# What design limitations does a higher-than-average resistance trace impose?

There's a Kickstarter running right now for a machine that prints circuit boards. Rather than a traditional etching process, they use conductive (silver-based) ink to print traces and pads. It has a resistance of 12 m$\Omega$/in^2. What design limitations does this impose? More specifically, what kinds of circuits would I not be able to produce with these parameters?

I assume high frequency things like high speed busses (LVDS?) and printed antennas? Other things?

Note: I am specifically not placing a link to the project here as this question isn't meant as an advertisement for it.

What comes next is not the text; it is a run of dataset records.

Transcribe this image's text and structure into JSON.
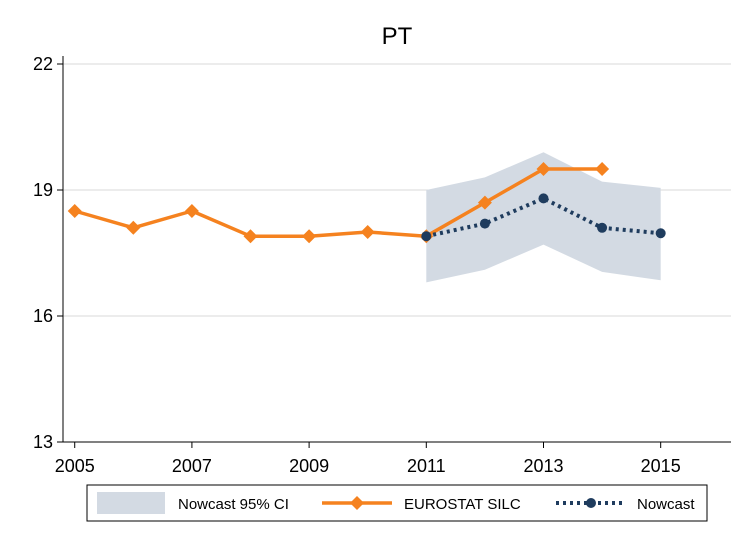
{
  "chart_data": {
    "type": "line",
    "title": "PT",
    "xlabel": "",
    "ylabel": "",
    "xlim": [
      2004.8,
      2016.2
    ],
    "ylim": [
      13,
      22
    ],
    "x_ticks": [
      2005,
      2007,
      2009,
      2011,
      2013,
      2015
    ],
    "y_ticks": [
      13,
      16,
      19,
      22
    ],
    "grid": "horizontal",
    "legend_position": "bottom",
    "series": [
      {
        "name": "Nowcast 95% CI",
        "kind": "band",
        "color": "#d3dae3",
        "x": [
          2011,
          2012,
          2013,
          2014,
          2015
        ],
        "lower": [
          16.8,
          17.1,
          17.7,
          17.05,
          16.85
        ],
        "upper": [
          19.0,
          19.3,
          19.9,
          19.2,
          19.05
        ]
      },
      {
        "name": "EUROSTAT SILC",
        "kind": "line",
        "style": "solid",
        "marker": "diamond",
        "color": "#f5821f",
        "x": [
          2005,
          2006,
          2007,
          2008,
          2009,
          2010,
          2011,
          2012,
          2013,
          2014
        ],
        "values": [
          18.5,
          18.1,
          18.5,
          17.9,
          17.9,
          18.0,
          17.9,
          18.7,
          19.5,
          19.5
        ]
      },
      {
        "name": "Nowcast",
        "kind": "line",
        "style": "dotted",
        "marker": "circle",
        "color": "#1f3c5e",
        "x": [
          2011,
          2012,
          2013,
          2014,
          2015
        ],
        "values": [
          17.9,
          18.2,
          18.8,
          18.1,
          17.97
        ]
      }
    ]
  }
}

• +1 for thinking to look at this parameter I was thinking of buying one this morning just to play with :) Feb 10 '15 at 22:42
• Should your title say resistance (or maybe resistivity) instead of reactance? If you really mean reactance, could you edit the question to be more clear about how the machine makes traces with higher reactance? Feb 11 '15 at 5:28
• @ThePhoton you're right. I meant to encompass both resistance and inductance, but worded wrong. Feb 11 '15 at 5:51
• The inductance shouldn't be any worse than for an etched PCB. It comes from trace geometry and the separation from the return path. Feb 11 '15 at 5:53
• Just get a voxel8 one, they support 3d printing of traces ;) Feb 11 '15 at 12:25

1/2 oz copper (about the lightest typically used) has a resistance of approximately 1m$\Omega$/$\square$, so it's more than an order of magnitude worse, and about 50x worse than the 2-oz copper typically used for power circuits.